Comment le Canada protège ses porcs : la peste porcine africaine

« C'est le gagne-pain de centaines de milliers de familles canadiennes. La production porcine occupe 7 500 fermes au Canada. C'est pas un signe de dollar que vous regardez. C'est l'impact sur les gens. Tout le monde serait touché d'une façon ou d'un autre. »

René Roy, Vice-Président du Conseil national sur la santé et le bien-être des animaux d'élevage

« Tous les porcs sont sensibles au virus, y compris les porcs domestiques et sauvages »

Martin Appelt, Directeur principal pour la Santé, le bien-être et la traçabilité des animaux à l'Agence canadienne d'inspection des aliments (ACIA)

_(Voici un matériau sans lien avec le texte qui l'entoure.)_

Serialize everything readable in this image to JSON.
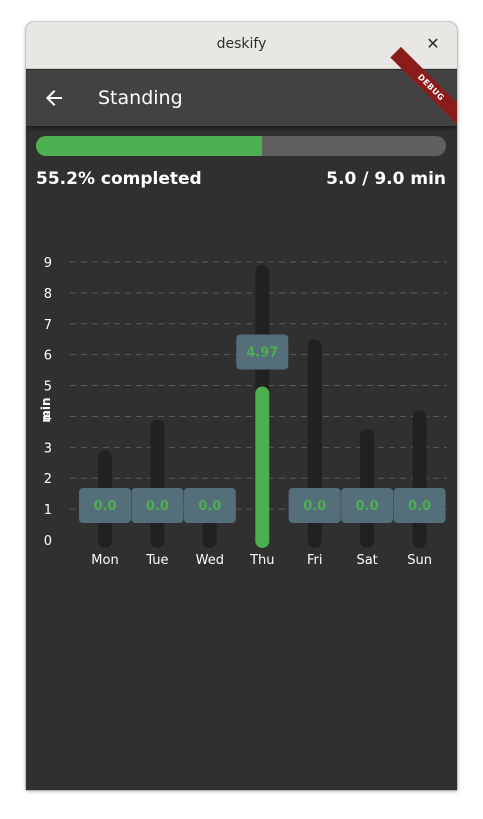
{
  "window": {
    "title": "deskify"
  },
  "appbar": {
    "title": "Standing",
    "debug_label": "DEBUG"
  },
  "progress": {
    "fraction": 0.552,
    "label": "55.2% completed",
    "amount": "5.0 / 9.0 min"
  },
  "colors": {
    "accent": "#4caf50",
    "tooltip_bg": "#546e7a",
    "track": "#212121"
  },
  "chart_data": {
    "type": "bar",
    "ylabel": "min",
    "ylim": [
      0,
      9
    ],
    "yticks": [
      "0",
      "1",
      "2",
      "3",
      "4",
      "5",
      "6",
      "7",
      "8",
      "9"
    ],
    "categories": [
      "Mon",
      "Tue",
      "Wed",
      "Thu",
      "Fri",
      "Sat",
      "Sun"
    ],
    "values": [
      0.0,
      0.0,
      0.0,
      4.97,
      0.0,
      0.0,
      0.0
    ],
    "targets": [
      2.9,
      3.9,
      0.7,
      8.9,
      6.5,
      3.6,
      4.2
    ],
    "tooltips": [
      "0.0",
      "0.0",
      "0.0",
      "4.97",
      "0.0",
      "0.0",
      "0.0"
    ],
    "grid": true
  }
}
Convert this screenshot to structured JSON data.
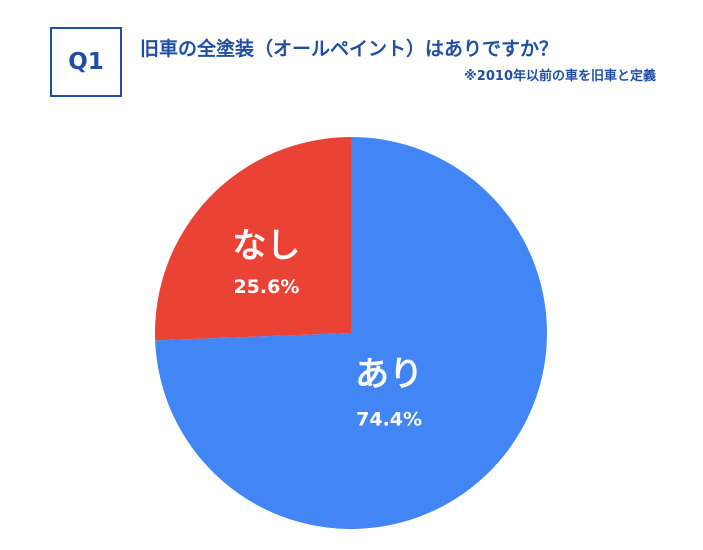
{
  "badge": {
    "label": "Q1"
  },
  "header": {
    "title": "旧車の全塗装（オールペイント）はありですか？",
    "note": "※2010年以前の車を旧車と定義"
  },
  "colors": {
    "accent": "#1f4fa3",
    "slice_yes": "#4285f4",
    "slice_no": "#ea4335"
  },
  "chart_data": {
    "type": "pie",
    "title": "旧車の全塗装（オールペイント）はありですか？",
    "categories": [
      "あり",
      "なし"
    ],
    "values": [
      74.4,
      25.6
    ],
    "value_labels": [
      "74.4%",
      "25.6%"
    ],
    "colors": [
      "#4285f4",
      "#ea4335"
    ],
    "start_angle_deg": 0,
    "direction": "clockwise",
    "legend": "none"
  }
}
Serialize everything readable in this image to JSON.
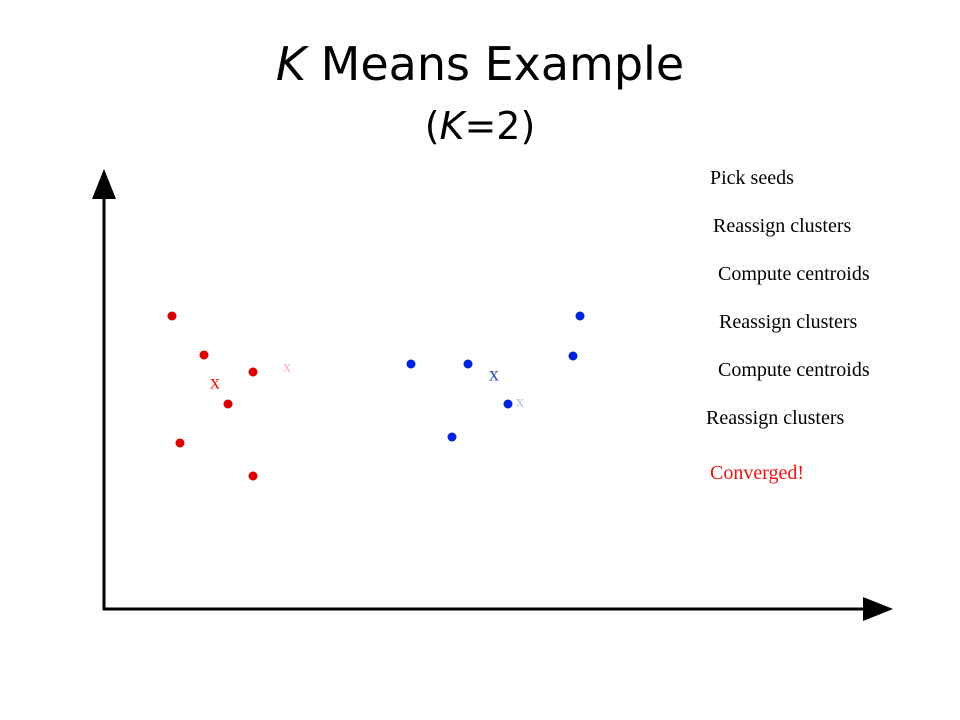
{
  "title": {
    "k": "K",
    "rest": " Means Example"
  },
  "subtitle": {
    "open": "(",
    "k": "K",
    "rest": "=2)"
  },
  "steps": [
    {
      "label": "Pick seeds"
    },
    {
      "label": "Reassign clusters"
    },
    {
      "label": "Compute centroids"
    },
    {
      "label": "Reassign clusters"
    },
    {
      "label": "Compute centroids"
    },
    {
      "label": "Reassign clusters"
    },
    {
      "label": "Converged!",
      "color": "#ee1111"
    }
  ],
  "colors": {
    "cluster_red": "#dd0000",
    "cluster_blue": "#0022dd",
    "axis": "#000000",
    "centroid_blue": "#2255aa"
  },
  "clusters": [
    {
      "name": "red",
      "color": "#dd0000",
      "points": [
        [
          172,
          316
        ],
        [
          204,
          355
        ],
        [
          253,
          372
        ],
        [
          228,
          404
        ],
        [
          180,
          443
        ],
        [
          253,
          476
        ]
      ],
      "centroid": {
        "glyph": "x",
        "pos": [
          215,
          384
        ],
        "color": "#ee1111"
      },
      "faded_centroid": {
        "glyph": "x",
        "pos": [
          287,
          368
        ],
        "color": "#ffaaaa"
      }
    },
    {
      "name": "blue",
      "color": "#0022dd",
      "points": [
        [
          411,
          364
        ],
        [
          468,
          364
        ],
        [
          573,
          356
        ],
        [
          580,
          316
        ],
        [
          508,
          404
        ],
        [
          452,
          437
        ]
      ],
      "centroid": {
        "glyph": "x",
        "pos": [
          494,
          376
        ],
        "color": "#2255aa"
      },
      "faded_centroid": {
        "glyph": "x",
        "pos": [
          520,
          403
        ],
        "color": "#aabbdd"
      }
    }
  ]
}
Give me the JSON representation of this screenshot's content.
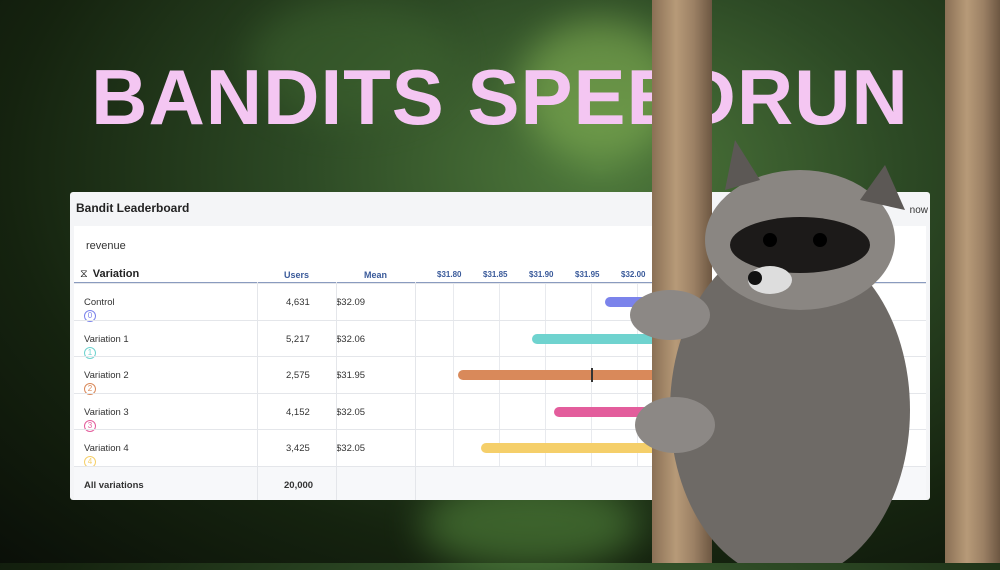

La peste porcine africaine, une maladie mortelle qui touche uniquement les porcs, se propage rapidement au niveau mondial. Heureusement, elle n'a jamais été détectée au Canada. Dans cet épisode, nous entendons parler des efforts sans précédent déployés pour empêcher cette maladie animale fatale d'entrer au pays et pour protéger l'industrie porcine canadienne, une industrie de 24 $ milliard.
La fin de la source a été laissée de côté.